HuggingFace Gemma-2-9b/27b incorrect
Hi, I was able to verify the MMLU score for HuggingFace gemma-2-9b-it to within .2. However, for gemma-2-27b-it, the score (52.3% on all) is way off. Is there some mistake on the repo there? Or is it particularly sensitive to bfloat16?
Hi @cinjon,
The MMLU scores for the Gemma-2-9B-IT and Gemma-2-27B-IT models are 71.3% and 75.2%, respectively. For further reference, please refer to this paper. The performance degradation observed in the Gemma-2-27B-IT model is likely due to its sensitivity to bfloat16 precision settings, which can impact inference quality if not handled properly.
For more detailed insights and related discussions, please check the following references: ref1 ref2
Thank you.
Hi again. I am struggling with this and made a reproduction for you to look at: https://gist.github.com/cinjon/de9a22f57cfa0dc9ccb2afc255a8093e.
The main problem are the results below, which show roughly reproductions on gemma-27b, slight degradation on gemma-27b-it, slight degradation on gemma-2-9b, and terrible result on gemma-2-9b-it. What am I doing wrong? Thanks.
1. python -m huggingface_test_gemma_base_mmlu --model_name="google/gemma-2-9b"
--> all 0.7057399230878793
2. python -m huggingface_test_gemma_base_mmlu --model_name="google/gemma-2-9b-it"
--> all 0.6387266771115225
3. python -m huggingface_test_gemma_base_mmlu --model_name="google/gemma-2-27b-it"
--> all 0.7518159806295399
4. python -m huggingface_test_gemma_base_mmlu --model_name="google/gemma-2-27b"

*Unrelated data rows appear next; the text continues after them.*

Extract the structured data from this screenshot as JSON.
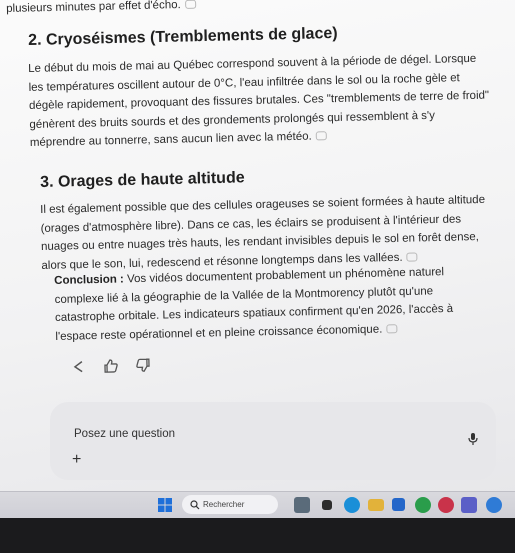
{
  "article": {
    "top_fragment": "plusieurs minutes par effet d'écho.",
    "sections": [
      {
        "heading": "2. Cryoséismes (Tremblements de glace)",
        "body": "Le début du mois de mai au Québec correspond souvent à la période de dégel. Lorsque les températures oscillent autour de 0°C, l'eau infiltrée dans le sol ou la roche gèle et dégèle rapidement, provoquant des fissures brutales. Ces \"tremblements de terre de froid\" génèrent des bruits sourds et des grondements prolongés qui ressemblent à s'y méprendre au tonnerre, sans aucun lien avec la météo."
      },
      {
        "heading": "3. Orages de haute altitude",
        "body": "Il est également possible que des cellules orageuses se soient formées à haute altitude (orages d'atmosphère libre). Dans ce cas, les éclairs se produisent à l'intérieur des nuages ou entre nuages très hauts, les rendant invisibles depuis le sol en forêt dense, alors que le son, lui, redescend et résonne longtemps dans les vallées."
      }
    ],
    "conclusion_label": "Conclusion :",
    "conclusion_text": " Vos vidéos documentent probablement un phénomène naturel complexe lié à la géographie de la Vallée de la Montmorency plutôt qu'une catastrophe orbitale. Les indicateurs spatiaux confirment qu'en 2026, l'accès à l'espace reste opérationnel et en pleine croissance économique."
  },
  "actions": [
    {
      "name": "share",
      "icon": "share-icon"
    },
    {
      "name": "like",
      "icon": "thumbs-up-icon"
    },
    {
      "name": "dislike",
      "icon": "thumbs-down-icon"
    }
  ],
  "composer": {
    "placeholder": "Posez une question",
    "plus_label": "+",
    "mic_icon": "microphone-icon"
  },
  "taskbar": {
    "search_label": "Rechercher",
    "colors": {
      "start": "#1e6fd9",
      "bar": "#d3d3d9"
    },
    "apps": [
      {
        "icon": "widgets-icon",
        "color": "#5a6b7a"
      },
      {
        "icon": "task-view-icon",
        "color": "#2c2c2c"
      },
      {
        "icon": "edge-icon",
        "color": "#1a8fd8"
      },
      {
        "icon": "file-explorer-icon",
        "color": "#e2b23a"
      },
      {
        "icon": "store-icon",
        "color": "#2466c9"
      },
      {
        "icon": "chrome-icon",
        "color": "#2a9d4b"
      },
      {
        "icon": "app-icon",
        "color": "#c9334a"
      },
      {
        "icon": "teams-icon",
        "color": "#5b5fc7"
      },
      {
        "icon": "app-icon-2",
        "color": "#2f7bd6"
      }
    ]
  }
}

--> all 0.7517447657028913
To be clear, it's not the "bfloat16" in the gist either - it's roughly the same result with "float32" too.
Hi,
Apologies for the late reply, thank you so much for bringing this to our attention. Please let me know if you are still getting same results, or if the issue is resolved.
Thanks.